For Suann Song, Washington, DC isn’t just the place she calls home, it’s a core part of her company’s DNA, Appointed (which was one of G&Gpast winners of the Made in the South Awards).
Song grew up in Seattle playing at an imaginary stationery store with his sister, then carved out a career in marketing, public relations and graphic design. She conceived the idea of Appointed when she couldn’t find the type of sleek, stylish, high-quality paper products at home that she liked to pick up on her trips abroad. After a successful crowdfunding campaign, Song launched Appointed in 2015 with a flagship (and still cult) product, The Notebook. Since then, the company and Song have remained committed to producing functional and beautiful pieces made from all American materials, designed and finished right in the heart of DC.
With a sleek new showroom in the district’s Ivy City neighborhood and seven years of fast-growing business success under her belt (named products are sold in over 700 retailers worldwide), Song is enjoying her way in the national capital. In October 2021, she launched Notebook Bar, a sleek, minimalist space in Ivy City that doubles as the brand’s brick-and-mortar store and studio. We met Song at the named showroom and got his insider picks on where to eat, drink, shop and run around the neighborhood.
District Get-together Nights and Family Pizza
Song’s tastes range from pizzerias that cater to her four- and fifteen-year-old children to nightlife hangouts. “My husband and I recently tried Anju and it was really good,” she said. “We are big fans of this chef, Danny Lee. We love all of his restaurants, especially Chiko and Anju. During the pandemic, in particular, we’ve done a lot of takeout from Chiko. For the kids, they visit favorites like Little Beast or 2 Amys. “Two Amy’s is my favorite pizza. It’s a DC institution. And for after-work drinks, Song favors Other Half, the DC outpost of the Brooklyn brewery that’s a stone’s throw from the Appointed showroom. in Ivy City.
Capital on foot
Song and her family take advantage of DC’s abundance of walking trails on the weekends. “We love the C&O Canal in Georgetown,” she says. “Sometimes we start near Bethesda and go down to Georgetown.” And on most summer mornings, when family life slows down slightly with school vacations, she makes time to run almost daily (she’s currently training for a half marathon) on the C&O Arlington Canal in National Mall. “From the Iwo Jima Memorial to the Capitol, it’s less than five miles. It’s the perfect race: flat.
Much of Song’s family exploration is focused on children. “We are members of the zoo,” she says, “and we’re really happy that the National Children’s Museum, which had been under construction for years, has reopened.” Weather permitting, they will also visit the US National Arboretum.

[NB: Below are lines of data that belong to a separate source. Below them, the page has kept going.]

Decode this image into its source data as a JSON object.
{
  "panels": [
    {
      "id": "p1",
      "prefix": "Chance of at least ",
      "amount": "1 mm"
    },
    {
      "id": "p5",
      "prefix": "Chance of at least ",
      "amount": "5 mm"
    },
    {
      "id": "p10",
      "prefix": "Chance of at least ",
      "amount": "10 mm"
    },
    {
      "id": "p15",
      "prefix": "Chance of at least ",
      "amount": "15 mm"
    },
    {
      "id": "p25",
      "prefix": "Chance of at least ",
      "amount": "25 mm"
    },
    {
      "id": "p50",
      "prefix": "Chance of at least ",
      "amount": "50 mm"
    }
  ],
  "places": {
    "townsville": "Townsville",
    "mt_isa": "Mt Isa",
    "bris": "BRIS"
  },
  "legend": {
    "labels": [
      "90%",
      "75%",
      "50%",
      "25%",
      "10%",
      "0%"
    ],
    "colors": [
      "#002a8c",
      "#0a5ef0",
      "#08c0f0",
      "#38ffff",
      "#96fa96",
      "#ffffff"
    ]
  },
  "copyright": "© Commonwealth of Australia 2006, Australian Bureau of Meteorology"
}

In the fall, you will regularly find Song and her husband at the Kennedy Center or the Warner.
Made in DC
Song quickly lists his favorite DC brands, including lifestyle store Salt & Sundry, plant store Little Leaf, and jewelry stores Kicheko and Shelter. “You don’t think DC is super creative like you do in Brooklyn or parts of LA,” Song says, “but I think here there’s such a strong creative community, and a lot of between them are women and women entrepreneurs. We are all very supportive of each other. During the pandemic, Song joined other local women entrepreneurs on a Slack channel that collected and shared knowledge about navigating businesses during PPP loans and shelter-in-place measures.” It’s such a small community and DC itself is a big market, so there’s room for a lot of different stores or independent makers. Instead of competitiveness, it really breeds a spirit of collaboration.
At home in the capital
Song, who has lived in the DC area for over twenty years, can’t imagine himself anywhere else. “It’s a very manageable city,” she says. “I like the mix of politics, and you get a huge mix and diversity of people. There is great art here. There is a great culture here. She also credits the district as the key to her success. “For me as a business owner, DC has enabled a lot of opportunities because even though there aren’t a lot of mainstream brands here, there is a very knowledgeable and discerning customer base that is open to buying. and local support.”